Unafraid of a challenge, I recently decided to give Google’s (exceptional) importXML, importFEED and importHTML functions a try – the ability to fetch information from the web to retrieve the data you need. Mostly to make an interesting blog post, but partly out of envy that Excel doesn’t have this function.
It’s frustrating trying to get XML data into Microsoft Excel – unless you’ve got the time and patience to build some basic Macros or VBscript for your requirements. With Google Docs, it’s really easy.
A few resources
If you want to use Google Docs to extract data from the web, it would be a good idea for you to learn a little xPath. “XPath is used to navigate through elements and attributes in an XML document”, or, in simple terms, you can use xPath to fetch little bits of data contained in structured elements like <span>, <div> or links or pretty much anything, really.
Also, there are a few people who have been doing this a while, and probably have sample spreadsheets that blow some of the examples below away – but you have to start somewhere, right? If you’re already an importXML / Google Docs Ninja, maybe go and find something else to do instead of reading this post.
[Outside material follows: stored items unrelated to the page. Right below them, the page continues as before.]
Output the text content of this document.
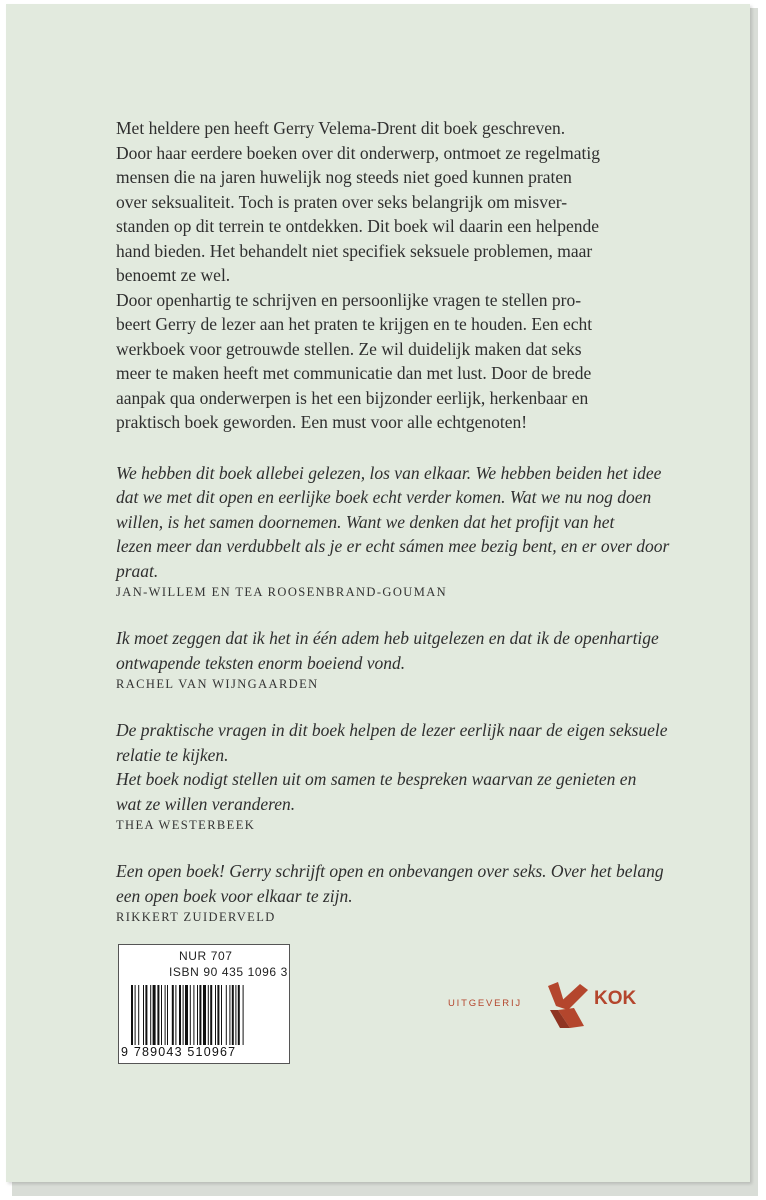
Met heldere pen heeft Gerry Velema-Drent dit boek geschreven.
Door haar eerdere boeken over dit onderwerp, ontmoet ze regelmatig
mensen die na jaren huwelijk nog steeds niet goed kunnen praten
over seksualiteit. Toch is praten over seks belangrijk om misver-
standen op dit terrein te ontdekken. Dit boek wil daarin een helpende
hand bieden. Het behandelt niet specifiek seksuele problemen, maar
benoemt ze wel.
Door openhartig te schrijven en persoonlijke vragen te stellen pro-
beert Gerry de lezer aan het praten te krijgen en te houden. Een echt
werkboek voor getrouwde stellen. Ze wil duidelijk maken dat seks
meer te maken heeft met communicatie dan met lust. Door de brede
aanpak qua onderwerpen is het een bijzonder eerlijk, herkenbaar en
praktisch boek geworden. Een must voor alle echtgenoten!

We hebben dit boek allebei gelezen, los van elkaar. We hebben beiden het idee
dat we met dit open en eerlijke boek echt verder komen. Wat we nu nog doen
willen, is het samen doornemen. Want we denken dat het profijt van het
lezen meer dan verdubbelt als je er echt sámen mee bezig bent, en er over door
praat.
JAN-WILLEM EN TEA ROOSENBRAND-GOUMAN
Ik moet zeggen dat ik het in één adem heb uitgelezen en dat ik de openhartige
ontwapende teksten enorm boeiend vond.
RACHEL VAN WIJNGAARDEN
De praktische vragen in dit boek helpen de lezer eerlijk naar de eigen seksuele
relatie te kijken.
Het boek nodigt stellen uit om samen te bespreken waarvan ze genieten en
wat ze willen veranderen.
THEA WESTERBEEK
Een open boek! Gerry schrijft open en onbevangen over seks. Over het belang
een open boek voor elkaar te zijn.
RIKKERT ZUIDERVELD
NUR 707
ISBN 90 435 1096 3
9 789043 510967
UITGEVERIJ	KOK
If you’re interested, I made a Google Docs Spreadsheet with all of the examples below:
Does anyone know?
“Does anyone know” is such an interesting search on Twitter – just combine that query with a keyword, like “restaurant” and a location for everyone on Twitter looking for a very specific, thing. Great if you happen to be trading in that thing.
Try a query like this to pull through results from the Twitter search RSS feed:
A nod to Steven Foskett for this one, and particular kudos for the mention of vCard, the query for LinkedIn connections, Klout score and Alexa Rank. Nice!
Try this query: =importXML(“http://twitter.com/[your-username]“,”//span[@id='follower_count']“)
Which will give you the number of followers you have on your Twitter profile. I added together the total followers that my SEO team have (that’s the three of us) for kicks. I wonder how long it will be before someone totals up all followers counts for all UK agencies? I wonder if there’s a correlation between that data and turnover
Pull price data from the web
I think that, after some mild haranguing, Will might have purchased himself a pair of Etymotic headphones. Perhaps my pitch would have gone slightly more efficiently with a little xPath and Google Product search:
For something like this, a way smarter approach to get pricing data from Amazon would be to use their API – but you get the point with this brief example.
Get all of your (competitors) URLs from their sitemap
Try something like this: =ImportXML(“http://www.yourcompetitordomain.com/sitemap.xml”,”//url/loc”)
I mentioned doing this with Excel to find orphaned pages, but you can have a lot more fun with importXML. For one, theoretically you could go off and fetch all keywords contained in the <title> tag of each of the URLs – an instant keyword strategy!
Pull link data from Blekko
With a query like this: =ImportXML(“http://blekko.com/ws/http://seogadget.com/+/links+/rss”,”//link”)
Blekko is everyone’s favourite new SEO tool, and fair enough, it is quite cool. As Blekko are happy to push their data out via RSS, we’re able to pull this data into our spreadsheets with ImportXML (to be fair this is really easy with Excel, unless you’d like to create multiple columns with different domain queries.
More Blekko – link data tables
Blekko have a feature that allows for a pretty insightful breakdown of their SEO data on your domain. If you want to pull some of that through in to Google Docs, no problem:
Try this query: =importhtml(“http://blekko.com/ws/www.smashingmagazine.com+/seo”,”table”,7)
This wasn’t a particularly “advanced” post – I did quite enjoy the thought of what to do next with this data, though. Fetch IP addresses, WHOIS details, root domain links or keyword research data with Google Suggest, the Alchemy API, or plain scraping your competitor home pages. If you’re using importXML, I’d really like to hear how.
Anyway, as I mentioned earlier, please feel free to take the queries from here: http://bit.ly/9Fs7aF – improve them, and let me know what you did.
A little update
I got in touch with my friend Tom from Distilled to see if he wanted to contribute. He’s been out in Vegas, but came back with a tip to solve the problem of Google caching a result for around two hours at a time:
Google docs will cache a URL for ~2 hours and so if you want to crawl a URL more often than that then you need to add a modifier to the URL.
I use int(now()*1000) to generate a unique timestamp and then add that into the URL in a dummy query string. E.g.
The search results won’t change when you change the time value but Google docs will treat it as a fresh URL and crawl it again.
Also – you can do lots of amazingly fancy things using Google Scripts (kind of like macros for google docs) but don’t have a huge amount of time to go into detail about that now!
Well, hopefully Tom will have time soon – thanks for contributing!